FreeSync 2 モニターは非常に優れたモニターになるようです。大量の標準 FreeSync ディスプレイよりも、高価な Nvidia の G-Sync パネルに匹敵するプレミアム オプションです。
悪魔と細部
AMDは既に、パネルがこれらの厳格な要件を満たしていることを確認するためのテスト方法を確立しています。標準的なFreeSyncサポートの幅広い世界とは対照的に、モニターがこれらの高い基準を満たさない場合、 FreeSync 2認証を取得できません。実際、AMDのシニアフェローであるアーキテクトのDavid Glen氏は、FreeSyncモニターの大多数が FreeSync 2に対応しないと予想していると述べています。

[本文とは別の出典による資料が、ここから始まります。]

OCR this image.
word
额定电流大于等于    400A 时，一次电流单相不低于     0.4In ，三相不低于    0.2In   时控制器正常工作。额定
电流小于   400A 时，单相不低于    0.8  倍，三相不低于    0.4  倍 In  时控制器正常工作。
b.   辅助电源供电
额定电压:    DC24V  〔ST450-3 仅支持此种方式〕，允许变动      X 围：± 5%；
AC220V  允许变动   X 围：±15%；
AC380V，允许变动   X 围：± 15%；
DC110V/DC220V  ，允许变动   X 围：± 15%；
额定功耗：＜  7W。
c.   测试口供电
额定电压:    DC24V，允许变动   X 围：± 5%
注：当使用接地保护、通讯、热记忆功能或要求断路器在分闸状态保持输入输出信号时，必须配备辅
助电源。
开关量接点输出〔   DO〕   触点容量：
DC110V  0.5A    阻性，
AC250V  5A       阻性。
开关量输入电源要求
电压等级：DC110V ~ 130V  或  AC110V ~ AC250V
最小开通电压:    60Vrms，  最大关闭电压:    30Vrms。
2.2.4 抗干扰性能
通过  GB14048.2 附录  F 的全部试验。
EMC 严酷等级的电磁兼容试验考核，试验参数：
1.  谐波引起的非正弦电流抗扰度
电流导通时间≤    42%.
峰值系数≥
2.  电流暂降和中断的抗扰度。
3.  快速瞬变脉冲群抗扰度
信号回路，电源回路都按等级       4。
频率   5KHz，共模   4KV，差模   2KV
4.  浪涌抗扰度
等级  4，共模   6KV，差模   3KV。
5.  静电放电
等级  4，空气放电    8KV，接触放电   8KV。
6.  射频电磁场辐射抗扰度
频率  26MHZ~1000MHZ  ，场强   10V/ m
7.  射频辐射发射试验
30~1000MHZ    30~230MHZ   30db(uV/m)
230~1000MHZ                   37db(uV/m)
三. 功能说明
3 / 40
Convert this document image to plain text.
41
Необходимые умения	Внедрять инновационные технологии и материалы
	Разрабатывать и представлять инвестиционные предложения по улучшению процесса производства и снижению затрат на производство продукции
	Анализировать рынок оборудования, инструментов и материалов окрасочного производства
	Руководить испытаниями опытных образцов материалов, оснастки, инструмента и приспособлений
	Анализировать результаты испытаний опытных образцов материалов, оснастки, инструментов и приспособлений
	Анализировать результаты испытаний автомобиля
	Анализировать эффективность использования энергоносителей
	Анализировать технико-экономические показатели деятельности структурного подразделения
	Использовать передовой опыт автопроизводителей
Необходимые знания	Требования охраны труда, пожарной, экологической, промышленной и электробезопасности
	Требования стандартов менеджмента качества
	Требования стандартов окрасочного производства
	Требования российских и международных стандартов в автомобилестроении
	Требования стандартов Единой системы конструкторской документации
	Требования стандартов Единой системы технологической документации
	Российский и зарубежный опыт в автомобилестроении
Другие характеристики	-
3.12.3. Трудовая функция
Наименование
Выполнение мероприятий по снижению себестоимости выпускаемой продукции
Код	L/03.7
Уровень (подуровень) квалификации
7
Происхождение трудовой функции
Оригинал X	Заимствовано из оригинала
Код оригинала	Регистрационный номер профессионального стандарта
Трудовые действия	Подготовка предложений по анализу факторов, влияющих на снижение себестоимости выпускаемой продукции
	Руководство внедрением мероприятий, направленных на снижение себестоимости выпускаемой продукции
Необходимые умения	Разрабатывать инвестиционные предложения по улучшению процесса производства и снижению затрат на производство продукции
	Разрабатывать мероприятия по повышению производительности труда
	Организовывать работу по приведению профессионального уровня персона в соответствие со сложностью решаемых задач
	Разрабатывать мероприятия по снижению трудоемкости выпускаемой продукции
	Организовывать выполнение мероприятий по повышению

テストと正式な認証は安価なプロセスではありません。また、FreeSync 2テクノロジーはオープンスタンダードではなく独自の技術を活用しており、これはAMDがHDMI経由でFreeSyncを動作させるのに役立った回避策に似ています。Glen氏に、AMDがベンダーにFreeSync 2認証の料金を請求する予定があるかどうか尋ねたところ、収益化の可能性についてはまだ検討中だと答えました。

しかし、少し話が逸れますが、もしFreeSync 2がNvidiaがG-Syncを捉えているのと同じように、ある種の「プレミアムアップグレード」になれば、NvidiaがGeForceグラフィックカードで基本的なFreeSyncをサポートする可能性が少し広がり、Team Greenのゲーマーはより手頃な価格で魅力的な可変リフレッシュレートディスプレイを利用できるようになります。ゲーマーにとっては素晴らしいことです(もっとも、Nvidiaはこのアイデアにあまり乗り気ではないようですが)。
FreeSync 2に戻ります!
現在FreeSyncをサポートしているグラフィックカードは、将来のドライバアップデートによりFreeSync 2にも対応します。Glen氏は、個々のゲームがFreeSync 2 APIを明示的にサポートする必要があると述べました。これは残念なことですが、AMDは業界でFreeSyncが広く支持されていることで、開発者がFreeSync 2を採用するようになることを期待しています。AMDがAPIをサポートしていないゲームにFreeSync 2の基本機能のサポートを強制する方法があるかどうか尋ねられたGlen氏は、「ノーコメント」と答えましたが、確かに興味深い機能だと認めました。
では、FreeSync 2搭載ディスプレイの初登場はいつ頃になるのでしょうか?グレン氏は2017年前半を期待していますが、確約はしていません。AMDはすでに複数のパネルベンダーと複数のプロジェクトに取り組んでいるため、この注目の新技術が早く登場することを期待しています。FreeSync 2モニターはかなり魅力的ですが、主な機能は最先端のHDRディスプレイのポテンシャルを最大限に引き出すことに重点が置かれているため、第一弾は間違いなくかなり高額になるでしょう。